Быстрыми шагами подлетая к никелированной вертушке, я глянула через плечо – лестница в подвал была перегорожена фигурной решеткой. Дневная смена отнеслась добросовестно к своим обязанностям. Хороша бы я была, поверни сейчас туда.
– Ребята, узнайте, пожалуйста, чужая машина через ворота не проезжала? – прощебетала я, наклоняясь к полукруглому окошечку в прозрачной стене.
– Какая? – переспросил тот самый молодец, что загрузил меня на лестничной клетке поручением к Любови Андреевне, а его коллега, сидящий на стуле, раскинув ноги в стороны, как жокей после соревнований по выездке, ответил, снисходительно ухмыляясь:
– Мимо наших в ворота только на бронетранспортере прорваться можно.
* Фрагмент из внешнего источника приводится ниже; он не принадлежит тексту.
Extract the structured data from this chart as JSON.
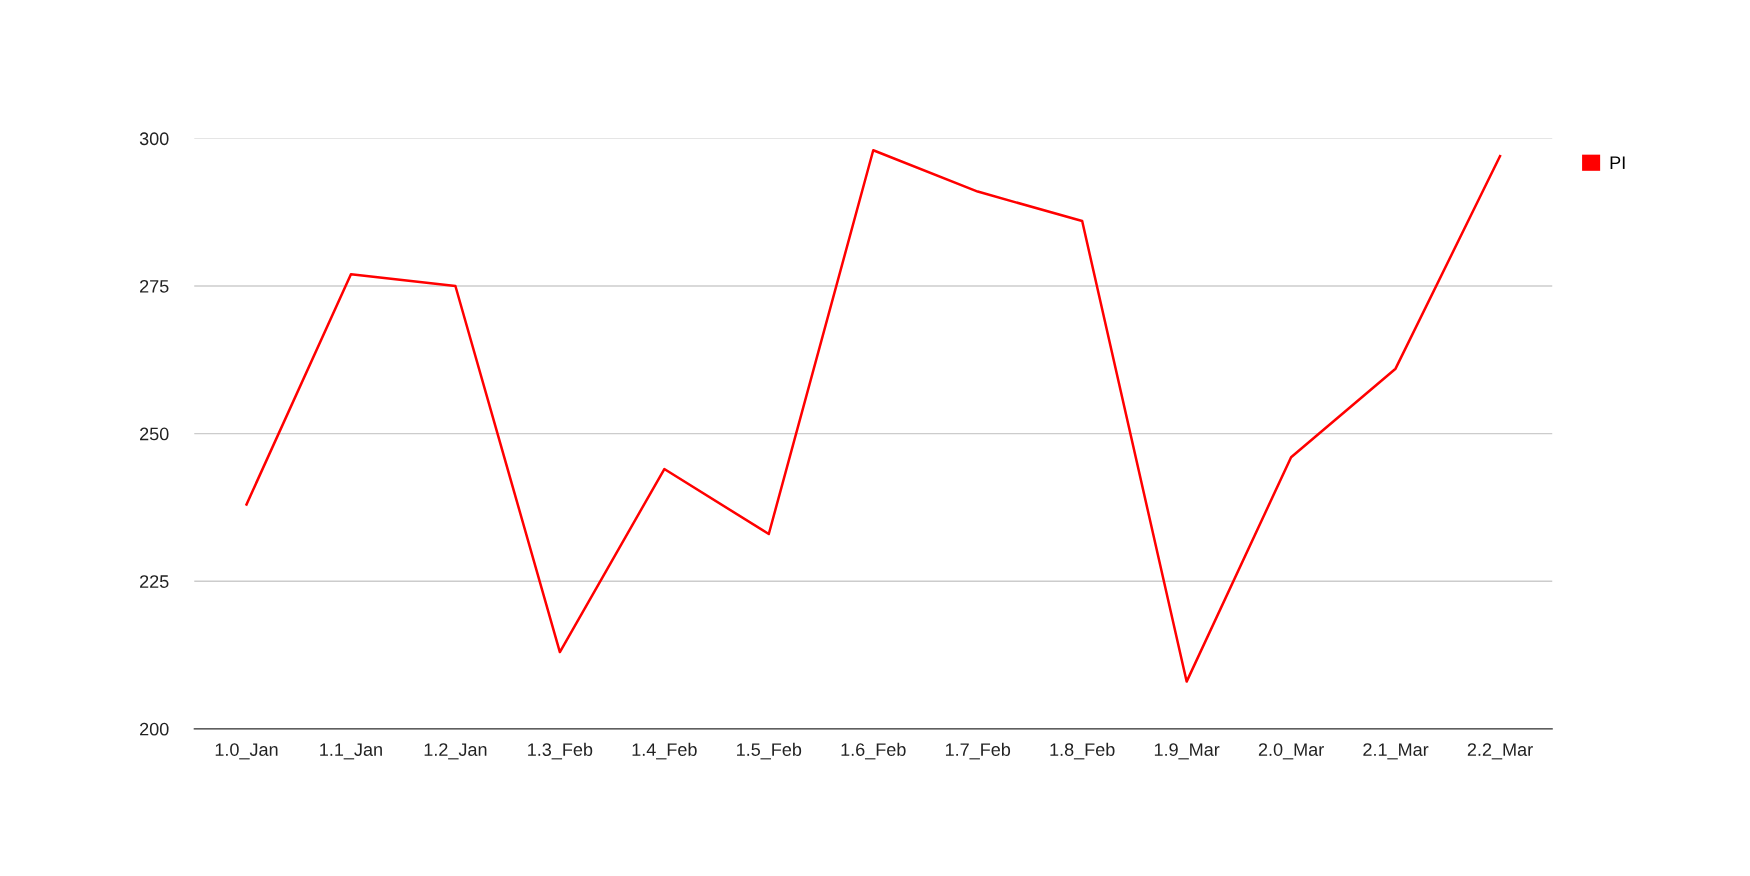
{
  "chart_data": {
    "type": "line",
    "categories": [
      "1.0_Jan",
      "1.1_Jan",
      "1.2_Jan",
      "1.3_Feb",
      "1.4_Feb",
      "1.5_Feb",
      "1.6_Feb",
      "1.7_Feb",
      "1.8_Feb",
      "1.9_Mar",
      "2.0_Mar",
      "2.1_Mar",
      "2.2_Mar"
    ],
    "series": [
      {
        "name": "PI",
        "color": "#ff0000",
        "values": [
          238,
          277,
          275,
          213,
          244,
          233,
          298,
          291,
          286,
          208,
          246,
          261,
          297
        ]
      }
    ],
    "ylim": [
      200,
      300
    ],
    "yticks": [
      200,
      225,
      250,
      275,
      300
    ],
    "grid": "y",
    "legend": "top right",
    "marker": "none",
    "line_style": "solid"
  }
}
Зачесался язык спросить его, что же за пугала такие у них возле ворот сидят, но я прикусила его и залепетала нечто умильно-просительное. Подействовало. Тем более что первый наверняка уже считал меня своей знакомой.
Он снял трубку телефона и через минуту переговоров, детали которых остались для меня непонятными, ответил, приблизив к окошку свою в общем-то довольно симпатичную физиономию:
– Была машина. По разовому пропуску. На подстанцию какое-то оборудование привезли.
– «Жигули»? – воскликнула я радостно.
– Да, «девятка».
– Ребята, я на мгновение!
Пропорхнув между стеной и крылом застопоренного турникета, я засеменила по натертым до блеска мраморным плитам к тяжелой, с массивной бронзовой ручкой, двери.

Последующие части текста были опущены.